Efficient receptor-coupled activation of smooth muscle requires discrete coordination of many signal transducing events from the plasma membrane to the myofilaments. Recruitment of key factors to the plasma membrane is thought to be crucial for transduction of extracellular signals leading to contractility. We investigated, therefore, for the first time in intact differentiated smooth muscle cells; the distributions of three molecules important for receptor-coupled excitation: protein kinase C alpha (PKC alpha), rhoA, and rho kinase (ROK). We also directly confirmed, by single cell force measurements, carbachol-induced [Ca2+](i) sensitization of contractility.. Laser scanning confocal immunofluorescent microscopy of central smooth muscle cell sections determined that, at rest, PKC alpha, rhoA, and ROK alpha were distributed predominantly throughout the cytosol.
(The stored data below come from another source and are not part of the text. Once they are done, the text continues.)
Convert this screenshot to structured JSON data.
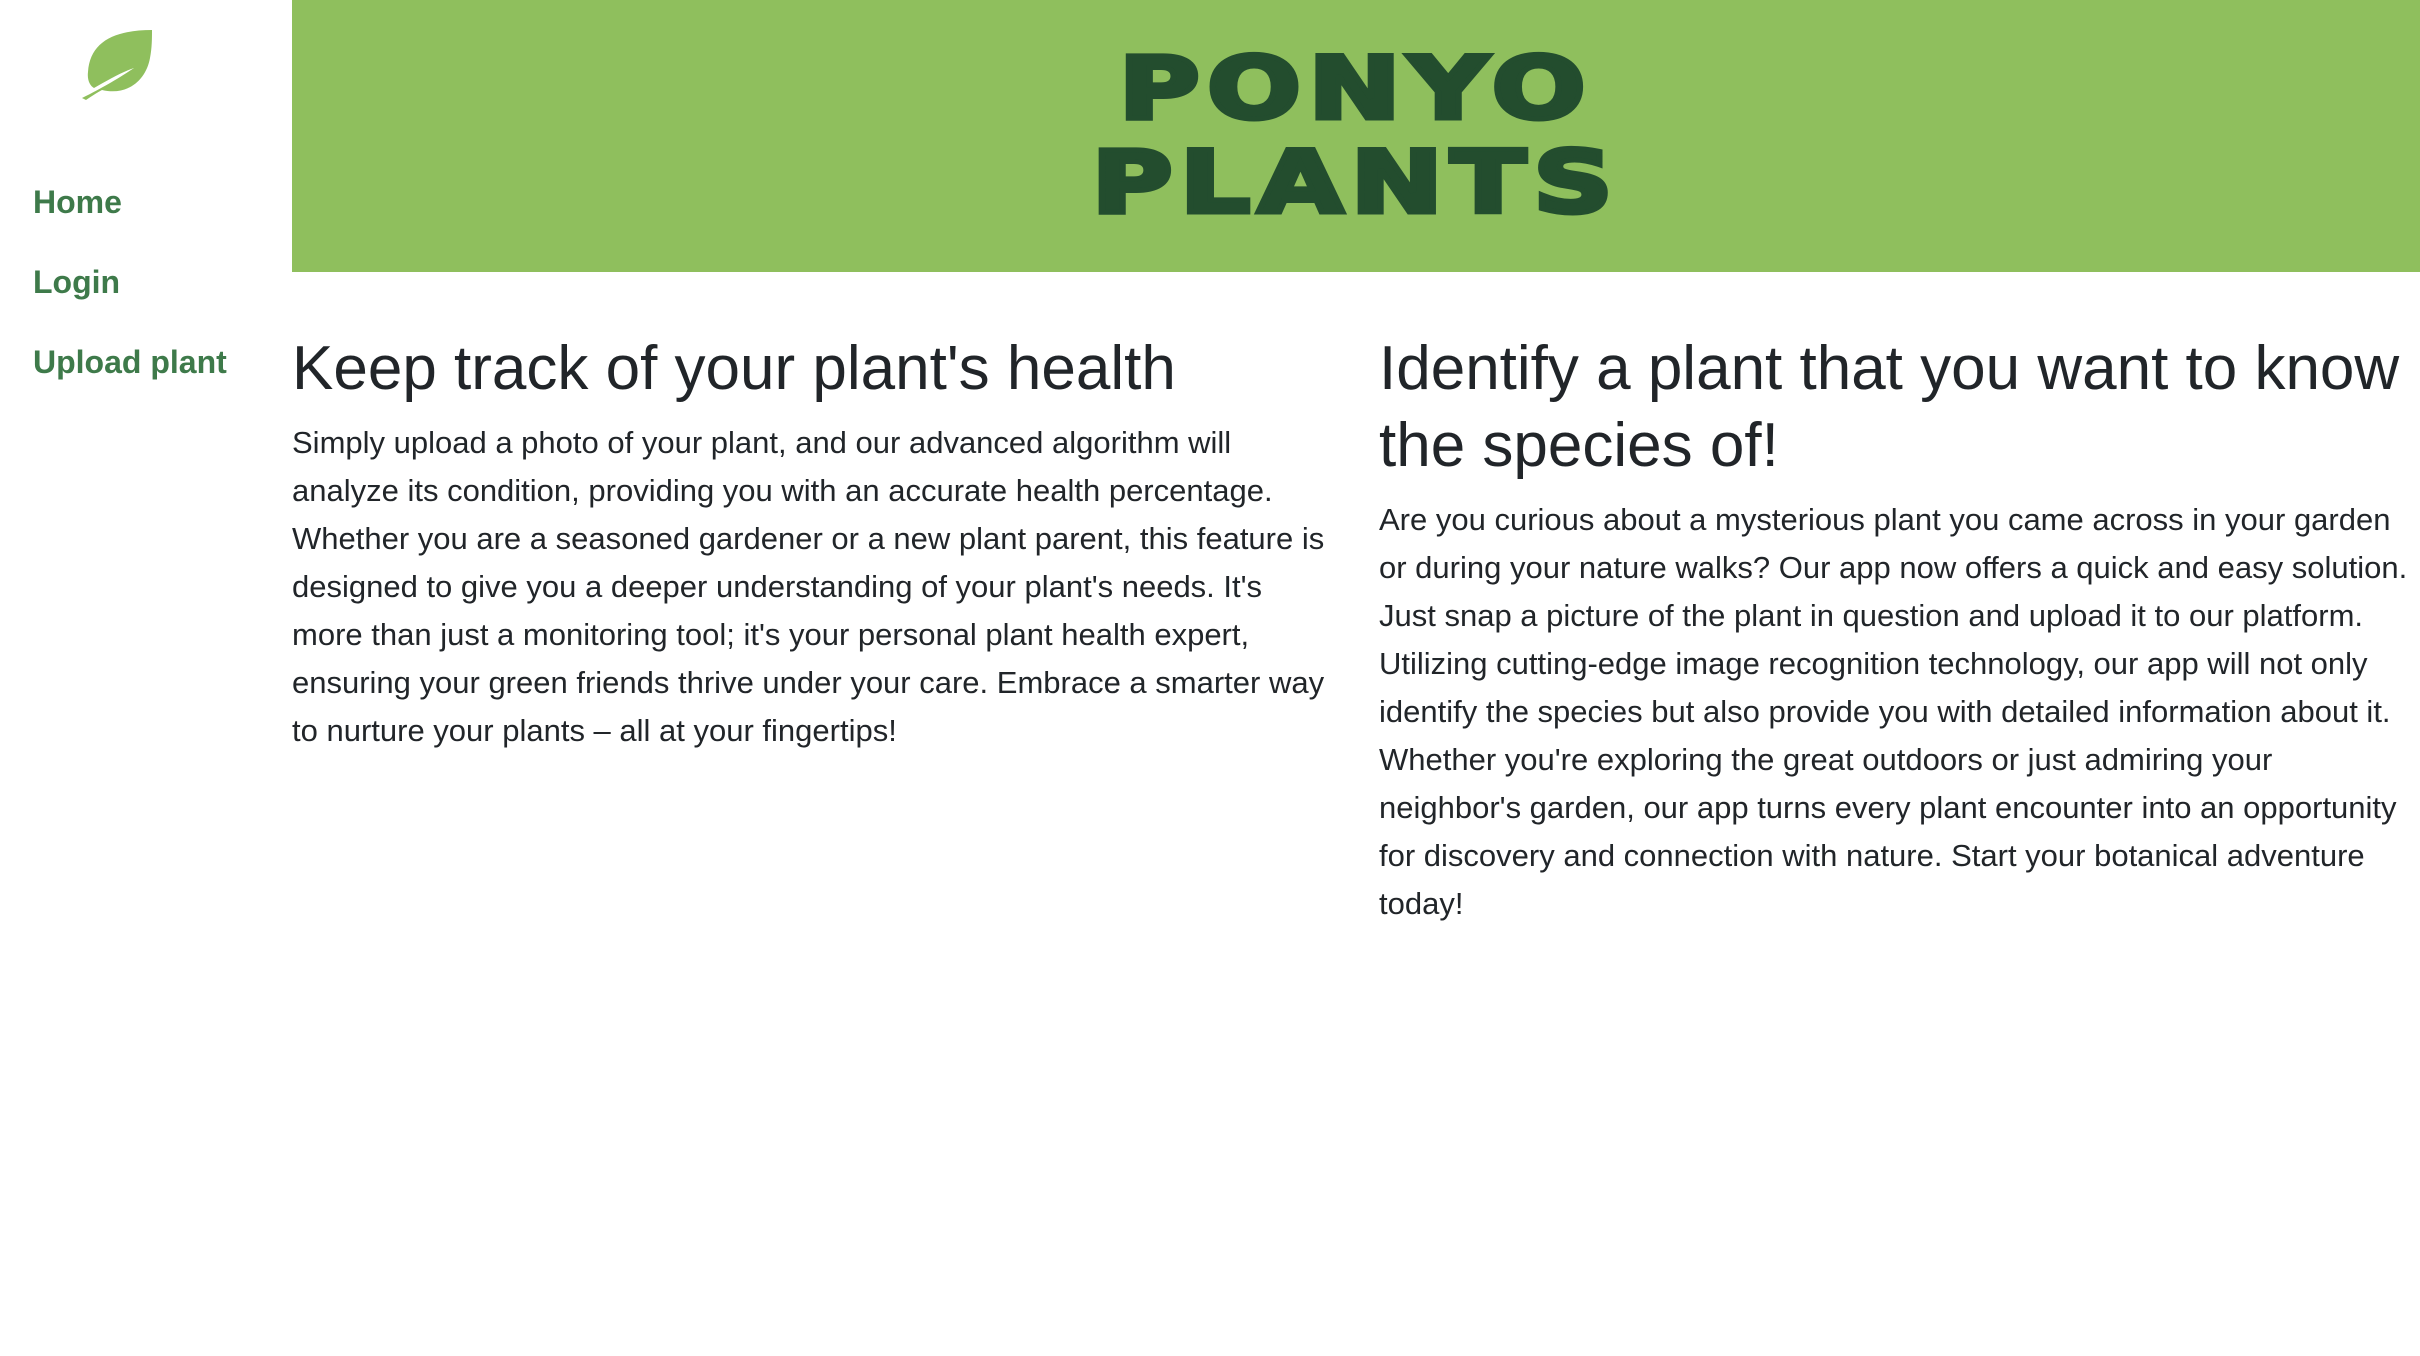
{
  "sidebar": {
    "logo_icon": "leaf-icon",
    "nav": {
      "home": "Home",
      "login": "Login",
      "upload": "Upload plant"
    }
  },
  "banner": {
    "title_line1": "PONYO",
    "title_line2": "PLANTS",
    "background": "#8fbf5d",
    "text_color": "#234d2e"
  },
  "features": {
    "health": {
      "heading": "Keep track of your plant's health",
      "body": "Simply upload a photo of your plant, and our advanced algorithm will analyze its condition, providing you with an accurate health percentage. Whether you are a seasoned gardener or a new plant parent, this feature is designed to give you a deeper understanding of your plant's needs. It's more than just a monitoring tool; it's your personal plant health expert, ensuring your green friends thrive under your care. Embrace a smarter way to nurture your plants – all at your fingertips!"
    },
    "identify": {
      "heading": "Identify a plant that you want to know the species of!",
      "body": "Are you curious about a mysterious plant you came across in your garden or during your nature walks? Our app now offers a quick and easy solution. Just snap a picture of the plant in question and upload it to our platform. Utilizing cutting-edge image recognition technology, our app will not only identify the species but also provide you with detailed information about it. Whether you're exploring the great outdoors or just admiring your neighbor's garden, our app turns every plant encounter into an opportunity for discovery and connection with nature. Start your botanical adventure today!"
    }
  },
  "colors": {
    "accent": "#8fbf5d",
    "nav_link": "#3e7a4a",
    "text": "#212529"
  }
}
Muscarinic stimulation resulted in significant redistribution of each protein to the cell membrane. By digital image analysis, peripheral:cytosolic distributions of PKC alpha, rhoA, and ROK alpha were calculated as, respectively, 1.05 +/- 0.03 (8), 1.09 +/- 0.03 (5), and 1.26 +/- 0.04 (12) at rest, increasing significantly following stimulation to 2.09 +/- 0.22 (6), 2.02 +/- 0.12 (8), and 1.93 +/- 0.05 (10). It is proposed that this receptor-coupled recruitment to the cell periphery of the downstream signaling molecules PKC alpha, rhoA, and ROK alpha contributes to the efficacy of agonist-induced contractile activation of smooth muscle. (C) 1999 Academic Press.